To date, few studies have examined the contributions of CNVs to early-onset DEEs. Allen et al. [47] reported that pathogenic CNVs accounted for 5.9% of 52 Irish infants with unexplained EEs under the age of 1 year or with unexplained refractory epilepsy with abnormal development. In the study of Ma et al. [48], pathogenic CNVs accounted for 3.4% of 116 Chinese patients with early-onset DEEs who were negative for SCN1A and KCNT1 mutations. Although our study and these previous studies differ in their inclusion criteria for their respective cohorts, the overall diagnostic yields for clearly pathogenic CNVs in the three studies are similar. It should be noted that the sample size might be relatively small to thoroughly evaluate the CNV frequency in early-onset DEEs, both in our study and in previous reports.
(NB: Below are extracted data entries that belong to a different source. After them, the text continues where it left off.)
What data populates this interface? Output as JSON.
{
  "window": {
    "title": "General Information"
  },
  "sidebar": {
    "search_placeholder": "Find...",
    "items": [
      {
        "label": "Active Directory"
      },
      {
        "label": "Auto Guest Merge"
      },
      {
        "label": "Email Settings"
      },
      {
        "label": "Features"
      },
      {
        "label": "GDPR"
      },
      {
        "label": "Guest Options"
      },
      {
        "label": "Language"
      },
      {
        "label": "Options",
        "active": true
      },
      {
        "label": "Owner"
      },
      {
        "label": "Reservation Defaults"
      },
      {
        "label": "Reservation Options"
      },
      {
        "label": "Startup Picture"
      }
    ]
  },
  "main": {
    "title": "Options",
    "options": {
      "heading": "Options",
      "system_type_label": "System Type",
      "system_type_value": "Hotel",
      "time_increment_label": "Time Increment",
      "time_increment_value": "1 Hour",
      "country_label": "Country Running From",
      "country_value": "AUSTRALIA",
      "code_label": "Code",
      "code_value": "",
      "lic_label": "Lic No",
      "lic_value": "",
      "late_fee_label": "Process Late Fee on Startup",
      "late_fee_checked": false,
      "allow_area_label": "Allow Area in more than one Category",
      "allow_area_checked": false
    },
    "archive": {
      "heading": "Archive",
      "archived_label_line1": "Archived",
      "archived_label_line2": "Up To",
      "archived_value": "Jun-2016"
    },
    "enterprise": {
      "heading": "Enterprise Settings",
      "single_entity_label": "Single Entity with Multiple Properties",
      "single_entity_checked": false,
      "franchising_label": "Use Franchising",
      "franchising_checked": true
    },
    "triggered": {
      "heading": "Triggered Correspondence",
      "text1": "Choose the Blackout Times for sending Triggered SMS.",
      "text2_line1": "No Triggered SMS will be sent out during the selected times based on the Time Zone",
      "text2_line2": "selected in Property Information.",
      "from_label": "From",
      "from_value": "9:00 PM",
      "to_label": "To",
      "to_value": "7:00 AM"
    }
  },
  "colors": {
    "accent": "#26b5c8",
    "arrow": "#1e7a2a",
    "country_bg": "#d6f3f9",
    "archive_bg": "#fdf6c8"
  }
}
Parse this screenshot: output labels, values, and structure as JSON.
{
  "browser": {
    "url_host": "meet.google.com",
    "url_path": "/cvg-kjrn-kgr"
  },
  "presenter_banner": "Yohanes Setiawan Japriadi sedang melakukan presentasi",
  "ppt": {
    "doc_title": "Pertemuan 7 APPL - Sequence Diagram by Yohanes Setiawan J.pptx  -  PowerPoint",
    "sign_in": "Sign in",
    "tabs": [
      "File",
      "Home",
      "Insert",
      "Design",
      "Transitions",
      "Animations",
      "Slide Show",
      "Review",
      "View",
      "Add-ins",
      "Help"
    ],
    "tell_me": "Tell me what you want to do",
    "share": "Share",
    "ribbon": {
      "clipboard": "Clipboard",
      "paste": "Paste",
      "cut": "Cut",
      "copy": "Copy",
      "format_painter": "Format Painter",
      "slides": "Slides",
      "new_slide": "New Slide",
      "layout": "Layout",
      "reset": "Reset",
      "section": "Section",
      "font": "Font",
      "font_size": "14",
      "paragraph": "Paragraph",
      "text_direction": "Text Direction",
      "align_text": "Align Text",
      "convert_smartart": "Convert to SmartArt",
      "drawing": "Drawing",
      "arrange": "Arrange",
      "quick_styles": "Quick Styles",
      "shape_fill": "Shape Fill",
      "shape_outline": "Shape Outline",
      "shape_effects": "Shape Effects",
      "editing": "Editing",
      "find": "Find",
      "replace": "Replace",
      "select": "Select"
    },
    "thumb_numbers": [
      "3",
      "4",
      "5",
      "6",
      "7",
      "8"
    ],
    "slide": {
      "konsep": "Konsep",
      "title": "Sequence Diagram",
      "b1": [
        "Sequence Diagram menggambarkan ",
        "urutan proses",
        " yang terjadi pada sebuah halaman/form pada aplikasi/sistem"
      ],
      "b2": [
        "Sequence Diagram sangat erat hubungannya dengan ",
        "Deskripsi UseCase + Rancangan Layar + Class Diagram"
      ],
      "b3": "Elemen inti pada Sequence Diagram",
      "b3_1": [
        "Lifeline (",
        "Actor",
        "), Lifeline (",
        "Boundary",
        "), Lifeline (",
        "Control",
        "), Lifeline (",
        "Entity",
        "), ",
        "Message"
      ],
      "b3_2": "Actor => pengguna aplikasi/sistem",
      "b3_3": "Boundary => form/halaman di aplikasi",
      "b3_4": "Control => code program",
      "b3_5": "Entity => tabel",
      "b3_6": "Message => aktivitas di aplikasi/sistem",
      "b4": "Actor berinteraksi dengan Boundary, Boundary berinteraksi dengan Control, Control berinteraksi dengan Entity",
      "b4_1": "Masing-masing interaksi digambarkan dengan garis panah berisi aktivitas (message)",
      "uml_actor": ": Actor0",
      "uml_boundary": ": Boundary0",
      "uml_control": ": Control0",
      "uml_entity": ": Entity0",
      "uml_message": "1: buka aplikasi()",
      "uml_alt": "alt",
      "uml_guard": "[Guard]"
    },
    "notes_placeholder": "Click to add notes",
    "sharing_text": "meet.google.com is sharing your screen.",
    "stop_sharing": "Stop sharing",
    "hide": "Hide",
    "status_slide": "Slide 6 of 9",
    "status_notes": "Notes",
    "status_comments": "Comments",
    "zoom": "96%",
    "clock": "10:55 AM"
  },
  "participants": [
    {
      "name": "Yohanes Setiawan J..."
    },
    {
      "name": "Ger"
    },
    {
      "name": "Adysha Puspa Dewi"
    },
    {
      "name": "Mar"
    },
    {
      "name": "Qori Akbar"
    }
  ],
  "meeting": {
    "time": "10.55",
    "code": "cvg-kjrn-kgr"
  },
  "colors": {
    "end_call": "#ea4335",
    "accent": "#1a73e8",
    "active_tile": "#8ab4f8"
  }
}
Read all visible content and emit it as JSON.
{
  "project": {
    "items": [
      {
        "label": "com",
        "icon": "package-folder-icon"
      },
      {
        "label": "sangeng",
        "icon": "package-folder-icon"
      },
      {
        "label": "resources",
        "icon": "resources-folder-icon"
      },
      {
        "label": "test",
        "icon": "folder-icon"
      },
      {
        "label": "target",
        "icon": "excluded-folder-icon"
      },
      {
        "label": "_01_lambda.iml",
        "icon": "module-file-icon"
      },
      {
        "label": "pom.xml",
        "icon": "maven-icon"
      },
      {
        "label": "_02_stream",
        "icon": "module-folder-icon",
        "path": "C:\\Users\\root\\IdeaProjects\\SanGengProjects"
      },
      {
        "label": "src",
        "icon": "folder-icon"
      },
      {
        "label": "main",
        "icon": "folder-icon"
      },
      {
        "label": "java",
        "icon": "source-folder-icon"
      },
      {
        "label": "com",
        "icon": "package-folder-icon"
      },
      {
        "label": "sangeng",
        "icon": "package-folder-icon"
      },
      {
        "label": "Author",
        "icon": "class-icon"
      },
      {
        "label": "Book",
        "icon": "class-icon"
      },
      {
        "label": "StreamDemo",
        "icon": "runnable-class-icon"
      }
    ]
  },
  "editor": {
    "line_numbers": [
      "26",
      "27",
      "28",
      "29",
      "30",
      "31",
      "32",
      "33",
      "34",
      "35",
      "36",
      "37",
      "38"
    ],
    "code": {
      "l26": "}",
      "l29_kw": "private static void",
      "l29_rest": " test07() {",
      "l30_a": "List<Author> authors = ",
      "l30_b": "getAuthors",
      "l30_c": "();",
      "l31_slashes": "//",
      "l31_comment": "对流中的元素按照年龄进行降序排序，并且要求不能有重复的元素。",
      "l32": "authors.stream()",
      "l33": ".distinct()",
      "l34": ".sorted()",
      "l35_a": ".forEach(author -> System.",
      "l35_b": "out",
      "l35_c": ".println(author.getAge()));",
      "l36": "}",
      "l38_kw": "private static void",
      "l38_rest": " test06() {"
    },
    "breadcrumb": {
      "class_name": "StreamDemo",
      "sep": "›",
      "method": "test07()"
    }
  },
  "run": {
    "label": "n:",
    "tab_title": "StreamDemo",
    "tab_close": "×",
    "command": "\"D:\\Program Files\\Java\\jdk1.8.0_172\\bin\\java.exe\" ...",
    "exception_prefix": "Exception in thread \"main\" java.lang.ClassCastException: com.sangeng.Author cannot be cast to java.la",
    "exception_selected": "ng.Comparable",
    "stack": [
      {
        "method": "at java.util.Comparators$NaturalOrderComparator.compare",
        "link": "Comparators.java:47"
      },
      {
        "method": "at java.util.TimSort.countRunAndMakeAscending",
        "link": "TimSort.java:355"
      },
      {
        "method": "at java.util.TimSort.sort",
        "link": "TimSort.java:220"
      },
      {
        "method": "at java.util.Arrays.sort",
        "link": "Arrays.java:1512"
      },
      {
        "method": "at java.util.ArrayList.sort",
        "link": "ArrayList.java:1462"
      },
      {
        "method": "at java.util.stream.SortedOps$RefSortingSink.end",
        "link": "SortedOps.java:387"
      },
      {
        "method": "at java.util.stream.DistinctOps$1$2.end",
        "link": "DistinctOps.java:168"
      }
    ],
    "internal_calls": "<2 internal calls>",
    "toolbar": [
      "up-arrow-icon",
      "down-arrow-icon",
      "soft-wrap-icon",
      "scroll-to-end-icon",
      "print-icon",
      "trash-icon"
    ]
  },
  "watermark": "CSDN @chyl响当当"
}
Our study showed that rare CNVs might play a causative role in the phenotypes of 14.4% of Japanese patients with early-onset DEEs, of which 3.6% definitely involve pathogenic CNVs. Notably, the genes found to be implicated with the three pathogenic CNVs were in fact included in the 109-gene panel that had been applied prior to the CNV analysis [17]. These findings emphasize the importance of CNVs in the genetic etiology of children with early-onset DEE, and also underline the limitation of the application of targeted next-generation sequencing as the main approach for the genetic diagnosis of epilepsy, at the risk of missing large duplications and deletions. The application of several genetic analysis tools, ranging from the detection of single nucleotide to larger variants, may help to establish accurate and early diagnosis. Consequently, more effective treatment planning may enable better neurological outcomes for these patients with early-onset DEE.